Let me be clear, from what I've read, there's was nothing "unbiblical" or "theologically incorrect" in the book. - AT least from what I read. It was just really hard to read. Again, the language wasn't difficult or complex, it just didn't ever capture or keep my attention. There were parts that were interesting. For example, I really liked this quote:
"Getting the church right is so important. The church is God's world-changing social experiment of bringing unlikes and differents to the table to share life with one another as a new kind of family. When this happens, we show the world what love, justice, peace, reconciliation, and life together are designed by God to be. The church is God's show-and-tell for the world to see how God wants us to live as a family."The beginning of the book was interesting - although his analogies of the church as a salad bowl and a tomato were a bit distracting.
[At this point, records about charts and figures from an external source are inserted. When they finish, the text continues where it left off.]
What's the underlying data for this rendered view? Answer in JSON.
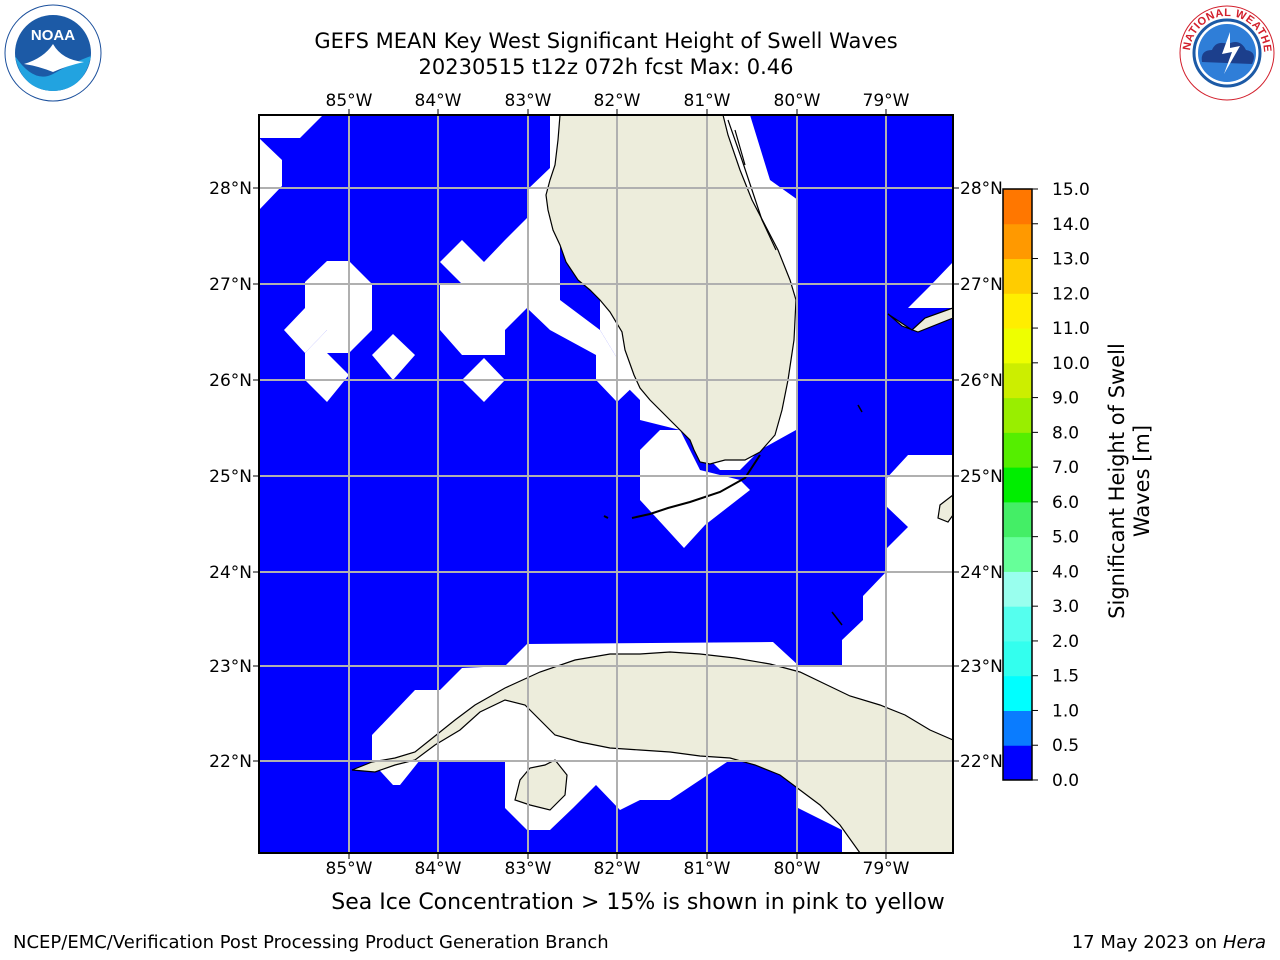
{
  "header": {
    "title_line1": "GEFS MEAN Key West Significant Height of Swell Waves",
    "title_line2": "20230515 t12z 072h fcst   Max: 0.46"
  },
  "logos": {
    "left": {
      "icon": "noaa-logo",
      "text": "NOAA"
    },
    "right": {
      "icon": "nws-logo",
      "text": "NATIONAL WEATHER SERVICE"
    }
  },
  "map": {
    "lon_labels": [
      "85°W",
      "84°W",
      "83°W",
      "82°W",
      "81°W",
      "80°W",
      "79°W"
    ],
    "lat_labels": [
      "28°N",
      "27°N",
      "26°N",
      "25°N",
      "24°N",
      "23°N",
      "22°N"
    ],
    "colors": {
      "ocean": "#0000ff",
      "land": "#ededdc",
      "nodata": "#ffffff",
      "grid": "#b0b0b0"
    }
  },
  "colorbar": {
    "title_line1": "Significant Height of Swell",
    "title_line2": "Waves [m]",
    "ticks": [
      "0.0",
      "0.5",
      "1.0",
      "1.5",
      "2.0",
      "3.0",
      "4.0",
      "5.0",
      "6.0",
      "7.0",
      "8.0",
      "9.0",
      "10.0",
      "11.0",
      "12.0",
      "13.0",
      "14.0",
      "15.0"
    ],
    "colors": [
      "#0000ff",
      "#0a7cff",
      "#00ffff",
      "#33ffee",
      "#55ffee",
      "#99ffee",
      "#66ff99",
      "#44ee66",
      "#00ee00",
      "#55ee00",
      "#99ee00",
      "#ccee00",
      "#eeff00",
      "#ffee00",
      "#ffcc00",
      "#ff9900",
      "#ff7700",
      "#ff4400",
      "#ff0000"
    ]
  },
  "footer": {
    "ice_note": "Sea Ice Concentration > 15% is shown in pink to yellow",
    "credit": "NCEP/EMC/Verification Post Processing Product Generation Branch",
    "date": "17 May 2023 on",
    "host": "Hera"
  }
}
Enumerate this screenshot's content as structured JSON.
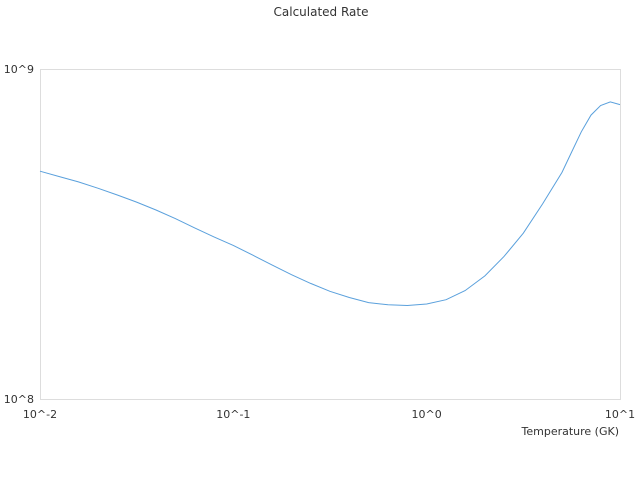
{
  "chart_data": {
    "type": "line",
    "title": "Calculated Rate",
    "xlabel": "Temperature (GK)",
    "ylabel": "",
    "x_scale": "log",
    "y_scale": "log",
    "xlim": [
      0.01,
      10
    ],
    "ylim": [
      100000000,
      1000000000
    ],
    "x_tick_labels": [
      "10^-2",
      "10^-1",
      "10^0",
      "10^1"
    ],
    "y_tick_labels": [
      "10^9",
      "10^8"
    ],
    "grid": false,
    "legend": "none",
    "colors": {
      "line": "#5aa0dc",
      "frame": "#dddddd"
    },
    "series": [
      {
        "x": [
          0.01,
          0.0126,
          0.0158,
          0.02,
          0.0251,
          0.0316,
          0.0398,
          0.0501,
          0.0631,
          0.0794,
          0.1,
          0.126,
          0.158,
          0.2,
          0.251,
          0.316,
          0.398,
          0.501,
          0.631,
          0.794,
          1.0,
          1.26,
          1.58,
          2.0,
          2.51,
          3.16,
          3.98,
          5.01,
          5.62,
          6.31,
          7.08,
          7.94,
          8.91,
          10.0
        ],
        "y": [
          490000000,
          472000000,
          455000000,
          435000000,
          415000000,
          395000000,
          374000000,
          352000000,
          330000000,
          310000000,
          292000000,
          273000000,
          255000000,
          238000000,
          224000000,
          212000000,
          203000000,
          196000000,
          193000000,
          192000000,
          194000000,
          200000000,
          213000000,
          236000000,
          270000000,
          318000000,
          390000000,
          486000000,
          560000000,
          645000000,
          725000000,
          775000000,
          795000000,
          780000000
        ]
      }
    ]
  }
}
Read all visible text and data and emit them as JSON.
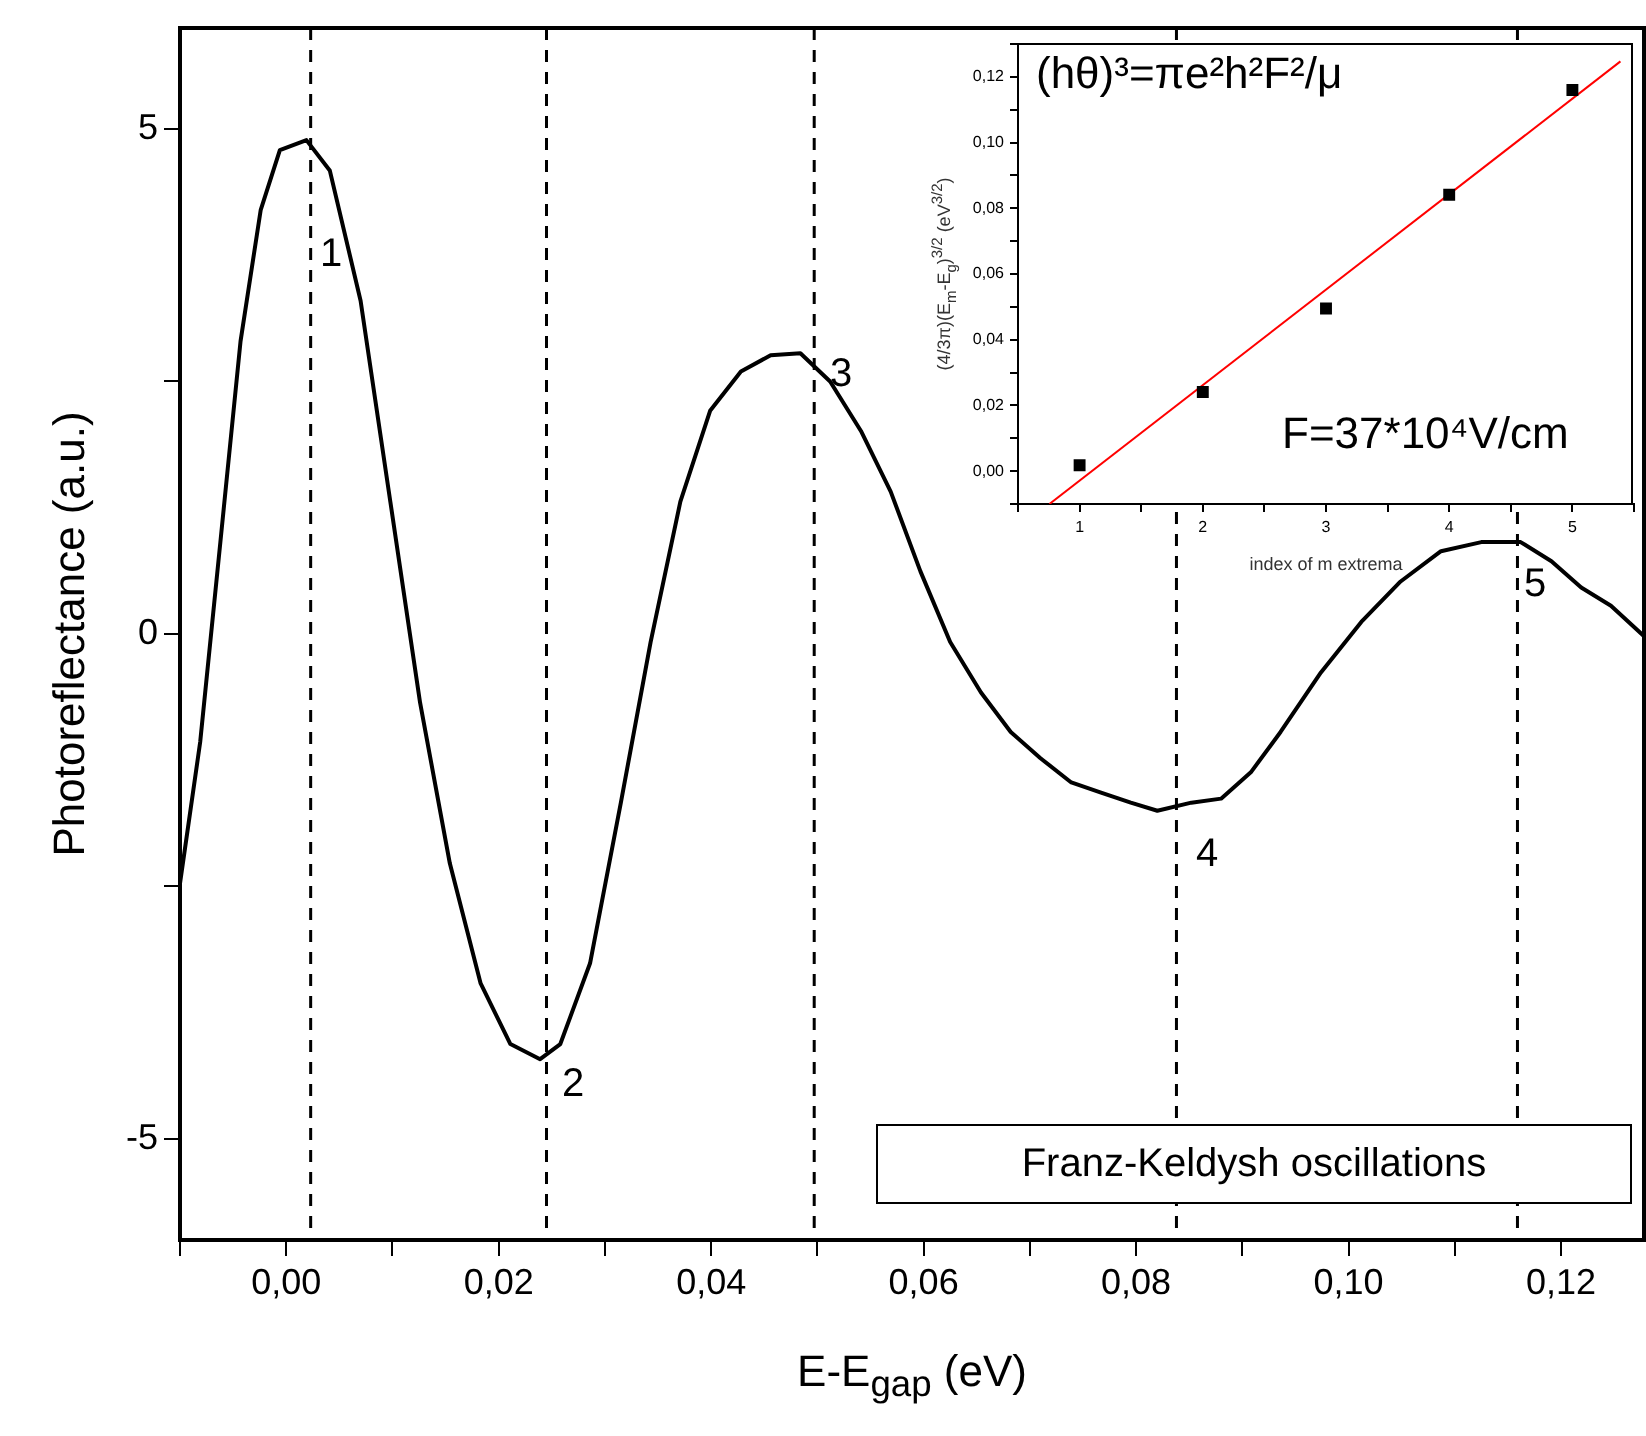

But he did a good job of pointing out how we tend to congregate with "people like us" and exclude people who are different and how dangerous this can be. But I lost interest about one-third to halfway through the book. It seemed very redundant. It just seemed as if he could have made his points in a much shorter book. Again, my complaints with this book weren't necessarily theological. That's why it so hard to write this review. It may just be a personality clash. Someone else may absolutely LOVE Mr. McKnight's writing. But, for me, I felt this topic could have been handled much better.
I received a digital copy of this book, free of charge, from BookLook Bloggers, in exchange for my honest review.